How could he have been so stupid? How could he have gotten so caught up in the game that he forgot to keep his head down and stay out of trouble? Now Rush was going to be mad and hate him and never be his friend again.
“I’m sorry!” Roman blurted out.
But no angry red bees flew at his head. No punches flew at his ribs. Rush just sat there, staring at him in confusion.
“For what?”
“For killing you,” Roman said, his voice small and uncertain.
But Rush only laughed. “Dude, that’s the point of the game! You got me! Good job!”
Roman just stared at him, still coming down from the shock of it, and Rush watched him for a few moments in silence.
“OK, I’ll tell you what,” Rush said gently. “It’s getting kind of late. And you’re probably just getting tired. Why don’t you call it for the night? But now that you’ve gotten your first official kill, I can’t let you crash until we give you a tag.”
“A tag?” Roman asked, glad for the distraction, as Rush pulled them out of the game.
“Yeah, a gamer tag. It’s like a nickname. It’s what other gamers call you.”
“Oh,” Roman said. “OK. What should mine be?”
“Well, that’s what we have to figure out. It should kind of capture you, you know? Like who you are. What’s your favorite thing to do? Besides dropping grenades on my foot, I mean.”
Roman laughed and felt a little more of his tension drain away.
“I like drawing,” Roman admitted shyly. “You wanna see?”
“Sure!” Rush said.
So Roman went and got his light sketchpad.
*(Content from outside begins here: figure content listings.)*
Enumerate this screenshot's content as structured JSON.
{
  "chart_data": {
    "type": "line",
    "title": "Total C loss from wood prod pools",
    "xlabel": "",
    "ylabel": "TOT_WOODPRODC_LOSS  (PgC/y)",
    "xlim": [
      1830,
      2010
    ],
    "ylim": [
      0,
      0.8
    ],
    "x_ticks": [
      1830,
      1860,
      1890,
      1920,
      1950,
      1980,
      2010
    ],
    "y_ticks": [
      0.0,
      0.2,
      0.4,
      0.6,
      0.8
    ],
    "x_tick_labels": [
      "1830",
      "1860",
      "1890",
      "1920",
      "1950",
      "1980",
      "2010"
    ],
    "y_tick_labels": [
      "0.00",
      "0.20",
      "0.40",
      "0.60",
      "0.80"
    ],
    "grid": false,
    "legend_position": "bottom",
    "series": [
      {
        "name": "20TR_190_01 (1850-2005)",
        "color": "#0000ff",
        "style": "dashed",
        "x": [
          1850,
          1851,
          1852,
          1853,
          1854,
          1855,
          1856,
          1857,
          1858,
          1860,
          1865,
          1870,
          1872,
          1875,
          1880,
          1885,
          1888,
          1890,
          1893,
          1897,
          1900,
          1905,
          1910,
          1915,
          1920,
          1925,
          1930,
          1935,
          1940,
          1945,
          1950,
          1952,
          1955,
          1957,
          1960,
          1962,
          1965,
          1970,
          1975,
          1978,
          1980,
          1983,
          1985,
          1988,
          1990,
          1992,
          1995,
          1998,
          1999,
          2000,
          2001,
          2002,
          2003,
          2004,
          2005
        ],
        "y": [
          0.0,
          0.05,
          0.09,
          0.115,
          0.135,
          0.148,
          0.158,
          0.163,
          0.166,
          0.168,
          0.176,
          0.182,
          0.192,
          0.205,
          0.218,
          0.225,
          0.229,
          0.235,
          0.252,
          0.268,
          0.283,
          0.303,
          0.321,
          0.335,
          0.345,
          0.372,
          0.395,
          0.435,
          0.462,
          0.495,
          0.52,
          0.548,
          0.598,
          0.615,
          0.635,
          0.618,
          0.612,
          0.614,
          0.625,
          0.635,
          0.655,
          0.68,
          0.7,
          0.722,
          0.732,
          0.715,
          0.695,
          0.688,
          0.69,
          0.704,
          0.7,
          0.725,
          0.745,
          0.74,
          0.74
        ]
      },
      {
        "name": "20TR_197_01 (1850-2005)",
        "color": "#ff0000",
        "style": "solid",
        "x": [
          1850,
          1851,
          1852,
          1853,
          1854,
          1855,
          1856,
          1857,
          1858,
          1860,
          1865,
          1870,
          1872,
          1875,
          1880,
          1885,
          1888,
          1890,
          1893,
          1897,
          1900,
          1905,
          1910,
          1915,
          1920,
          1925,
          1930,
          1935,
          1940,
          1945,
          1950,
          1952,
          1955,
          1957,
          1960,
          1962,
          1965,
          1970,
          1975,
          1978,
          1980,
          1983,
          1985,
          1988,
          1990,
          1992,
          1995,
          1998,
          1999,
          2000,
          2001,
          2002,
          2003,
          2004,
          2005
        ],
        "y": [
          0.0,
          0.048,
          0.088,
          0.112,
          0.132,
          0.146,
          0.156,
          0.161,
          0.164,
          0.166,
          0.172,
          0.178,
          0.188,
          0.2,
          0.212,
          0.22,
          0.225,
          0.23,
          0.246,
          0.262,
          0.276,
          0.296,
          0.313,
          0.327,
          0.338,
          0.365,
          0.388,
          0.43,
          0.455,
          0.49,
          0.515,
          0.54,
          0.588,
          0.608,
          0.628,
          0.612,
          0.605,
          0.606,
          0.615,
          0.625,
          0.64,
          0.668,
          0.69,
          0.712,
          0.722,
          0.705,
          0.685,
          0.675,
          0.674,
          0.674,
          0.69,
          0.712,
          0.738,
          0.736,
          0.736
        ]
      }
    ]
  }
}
Rush started flipping through the pages, expecting nothing more than a little kid’s awkward renditions of houses and cars and trees, but he slowed down almost immediately, amazed at the seamless blending of realism and imagination.
“Who’s this?” he asked, pointing at a young girl standing in a ray of mottled sunshine, with translucent fairy wings growing out of her back. Even drawn in black and white, somehow the feel of summer—of sunshine and forest and green leaves filtering the light through a vibrant, living canopy—came through perfectly.
“That’s my sister, Shaquiya.” He pronounced the middle syllable like the word ‘why’ with a k in front of it: Shuh-KWHY-uh.
“She’s beautiful,” Rush told him.
“She is,” Roman confirmed.
“Yeah, OK, so we definitely have to make it something about drawing. But a gamer tag has to sound cool, too. So we can’t just call you ‘Draw.’ Art… no… pencils… pens… paper…”
As he continued with the word associations, Rush closed the pad in his hands, preparing to hand it back to Roman, and noticed for the first time the lettering on the cover: ‘Sketchpad.’